Furthermore, "electability" is often a code word for "controllability." A candidate who wins a hard-fought primary owes their victory to the voters. A candidate who is anointed owes their victory to the committee. It is easy to see which one is more likely to break rank once they get to Washington.
The Democratic Silence
It would be a mistake to assume this is a phenomenon exclusive to the Republican side of the aisle, though the Montana GOP's current tactics are particularly blatant. The Democratic party has its own history of clearing fields for favored incumbents or wealthy self-funders. However, in Montana, the Republican party’s dominance makes their internal machinations the de facto government. When the GOP decides who their nominee is, they are effectively deciding who will hold the lever of power for the next six years, given the state's current red lean.

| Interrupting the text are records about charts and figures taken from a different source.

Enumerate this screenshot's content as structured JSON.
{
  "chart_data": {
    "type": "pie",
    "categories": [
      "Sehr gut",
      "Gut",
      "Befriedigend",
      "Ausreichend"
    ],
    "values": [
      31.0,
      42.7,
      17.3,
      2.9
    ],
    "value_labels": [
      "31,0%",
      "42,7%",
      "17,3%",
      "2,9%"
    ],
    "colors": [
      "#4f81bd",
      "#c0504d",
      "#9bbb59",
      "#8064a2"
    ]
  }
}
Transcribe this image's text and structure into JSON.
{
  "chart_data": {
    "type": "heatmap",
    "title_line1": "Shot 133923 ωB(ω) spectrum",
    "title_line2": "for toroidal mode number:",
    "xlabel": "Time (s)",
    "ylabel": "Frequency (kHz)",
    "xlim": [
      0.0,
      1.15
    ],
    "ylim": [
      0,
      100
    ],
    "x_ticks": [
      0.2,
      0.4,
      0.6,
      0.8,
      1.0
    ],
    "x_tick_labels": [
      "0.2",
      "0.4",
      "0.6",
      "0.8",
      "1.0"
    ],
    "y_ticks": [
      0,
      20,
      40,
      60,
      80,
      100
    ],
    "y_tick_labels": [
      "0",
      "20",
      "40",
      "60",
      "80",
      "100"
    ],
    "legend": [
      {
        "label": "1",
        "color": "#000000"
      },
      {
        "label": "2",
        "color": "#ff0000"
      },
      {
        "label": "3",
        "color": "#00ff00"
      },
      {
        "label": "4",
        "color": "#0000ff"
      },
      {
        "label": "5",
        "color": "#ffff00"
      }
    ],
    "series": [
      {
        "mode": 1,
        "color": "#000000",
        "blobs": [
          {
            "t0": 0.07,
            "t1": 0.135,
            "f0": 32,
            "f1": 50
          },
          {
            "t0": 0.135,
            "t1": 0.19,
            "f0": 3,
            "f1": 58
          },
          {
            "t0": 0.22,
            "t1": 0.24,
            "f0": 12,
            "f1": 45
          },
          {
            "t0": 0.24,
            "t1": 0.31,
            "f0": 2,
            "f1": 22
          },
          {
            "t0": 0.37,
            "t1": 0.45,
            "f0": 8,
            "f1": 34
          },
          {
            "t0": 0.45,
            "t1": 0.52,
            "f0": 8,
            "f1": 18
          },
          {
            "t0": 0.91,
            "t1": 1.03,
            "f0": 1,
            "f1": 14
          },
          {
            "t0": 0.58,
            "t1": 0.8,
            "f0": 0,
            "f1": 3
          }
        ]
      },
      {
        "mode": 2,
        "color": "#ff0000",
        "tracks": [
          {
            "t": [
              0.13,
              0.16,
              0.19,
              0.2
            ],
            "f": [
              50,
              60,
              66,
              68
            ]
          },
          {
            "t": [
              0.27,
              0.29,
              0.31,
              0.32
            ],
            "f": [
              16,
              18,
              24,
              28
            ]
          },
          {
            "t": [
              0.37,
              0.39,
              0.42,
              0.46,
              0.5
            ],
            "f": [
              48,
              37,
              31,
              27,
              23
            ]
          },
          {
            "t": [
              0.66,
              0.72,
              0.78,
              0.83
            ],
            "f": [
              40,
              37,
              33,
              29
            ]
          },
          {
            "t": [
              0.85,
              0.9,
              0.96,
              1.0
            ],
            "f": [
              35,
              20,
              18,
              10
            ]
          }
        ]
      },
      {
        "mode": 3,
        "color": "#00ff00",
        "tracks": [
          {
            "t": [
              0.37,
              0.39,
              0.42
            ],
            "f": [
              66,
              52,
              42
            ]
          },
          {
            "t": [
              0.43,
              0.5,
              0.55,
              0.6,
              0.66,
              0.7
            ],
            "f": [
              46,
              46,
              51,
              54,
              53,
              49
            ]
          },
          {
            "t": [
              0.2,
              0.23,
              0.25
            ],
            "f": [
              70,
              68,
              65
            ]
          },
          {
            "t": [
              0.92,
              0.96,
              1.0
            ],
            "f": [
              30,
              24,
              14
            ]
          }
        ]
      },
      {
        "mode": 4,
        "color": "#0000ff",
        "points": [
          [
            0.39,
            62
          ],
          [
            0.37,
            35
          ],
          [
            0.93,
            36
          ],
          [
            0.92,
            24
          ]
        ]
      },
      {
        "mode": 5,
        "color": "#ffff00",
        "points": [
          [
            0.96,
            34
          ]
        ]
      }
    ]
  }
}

The silence from the electorate is not necessarily a sign of agreement; it is a sign of exhaustion. Montana voters have long prided themselves on "splitting the ticket"—voting for the person, not the party. But as the person becomes a pre-packaged entity delivered by a national committee, the ability to judge a candidate on their individual merits disappears. You are no longer voting for a neighbor; you are voting for a franchise.
The Structural Fix That No One Wants
If the goal were truly to empower voters, the solutions are obvious and available. Open primaries, ranked-choice voting, and strict limits on out-of-state PAC spending would all dismantle the anointment machine. These measures would force candidates to appeal to a broader swath of the Montana electorate and reduce the influence of the D.C. gatekeepers.
Yet, you will find no appetite for these changes among the party elite. The current system works perfectly for those in charge. It provides a predictable, scalable way to win elections without the inconvenience of having to listen to the "wrong" kind of voters.
The danger of this managed democracy is that it eventually breaks. When people realize that their "choice" was made for them in a boardroom months ago, they don't just stop liking the candidate; they stop believing in the system. They see the "rigging" not in the ballot box, but in the lack of options on the ballot.
The irony is that in their quest to save the party from "unelectable" candidates, the GOP leadership may be destroying the very thing that made Montana politics unique: the belief that a candidate's power comes from the people of the Big Sky Country, rather than the committees of the Beltway. The 2024 cycle will likely see the "anointed" candidate prevail, but the cost of that victory is the slow, steady disenfranchisement of the Montana voter.
Stop looking at the voting machines. Start looking at the candidate selection process. That is where the real theft occurs.